Sześć goli na otwarcie kolejki w PKO Ekstraklasie. Pogoń wypiła nawarzone piwo

Zdjęcie okładkowe artykułu: PAP / Sebastian Borowski / Na zdjęciu: Sebastian Kowalczyk
PAP / Sebastian Borowski / Na zdjęciu: Sebastian Kowalczyk
zdjęcie autora artykułu

Sporo goli, walki i emocji na początek kolejki w PKO Ekstraklasie. Rodowici szczecinianie Sebastian Kowalczyk i Kamil Grosicki zapewnili Pogoni zwycięstwo 4:2 na stadionie Miedzi Legnica. Portowcy popełniali błędy w obronie, ale naprawili je.

Pogoń w drugim meczu z rzędu zagrała przeciwko zespołowi trenera, który pracował w Szczecinie. W poprzednim tygodniu zremisowała 1:1 z Legią Warszawa prowadzoną przez Kostę Runjaicia. Tym razem odwiedziła Miedź, której szkoleniowcem został Grzegorz Mokry. Był on asystentem Artura Skowronka w pierwszym sztabie Pogoni po awansie do PKO Ekstraklasy. Jego konfrontacja ze szczecinianami była smaczkiem meczu.

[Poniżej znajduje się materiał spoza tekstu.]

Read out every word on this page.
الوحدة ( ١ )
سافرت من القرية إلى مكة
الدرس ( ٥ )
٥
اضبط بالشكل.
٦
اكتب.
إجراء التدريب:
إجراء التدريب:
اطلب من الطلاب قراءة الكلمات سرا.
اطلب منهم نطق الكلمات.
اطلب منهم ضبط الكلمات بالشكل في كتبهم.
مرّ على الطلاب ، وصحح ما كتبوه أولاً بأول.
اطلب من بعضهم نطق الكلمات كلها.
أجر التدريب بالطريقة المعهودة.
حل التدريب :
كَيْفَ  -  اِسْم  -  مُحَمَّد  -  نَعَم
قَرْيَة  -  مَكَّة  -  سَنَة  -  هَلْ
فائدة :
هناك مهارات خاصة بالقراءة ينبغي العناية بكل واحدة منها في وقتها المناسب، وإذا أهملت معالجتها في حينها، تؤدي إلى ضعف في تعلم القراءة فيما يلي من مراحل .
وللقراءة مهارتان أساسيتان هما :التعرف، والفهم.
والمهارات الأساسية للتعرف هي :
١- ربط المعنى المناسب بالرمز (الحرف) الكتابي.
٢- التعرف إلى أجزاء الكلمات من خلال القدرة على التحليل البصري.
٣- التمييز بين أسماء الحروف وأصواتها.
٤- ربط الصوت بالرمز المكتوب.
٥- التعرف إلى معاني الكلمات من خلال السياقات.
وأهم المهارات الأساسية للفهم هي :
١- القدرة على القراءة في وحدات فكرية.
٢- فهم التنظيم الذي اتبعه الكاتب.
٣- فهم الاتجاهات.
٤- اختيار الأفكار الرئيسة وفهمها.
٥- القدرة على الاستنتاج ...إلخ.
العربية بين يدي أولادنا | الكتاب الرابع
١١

Pogoń nie pokonała nikogo w trzech wcześniejszych meczach, dlatego w tabeli straciła kontakt z liderem Rakowem. Miedź tym bardziej nie miała się czym pochwalić - po awansie do PKO Ekstraklasy zdobyła tylko sześć punktów i okopała się na ostatnim miejscu w lidze. Jedni i drudzy grali ambitnie, choć trochę niezdarnie o przełamanie.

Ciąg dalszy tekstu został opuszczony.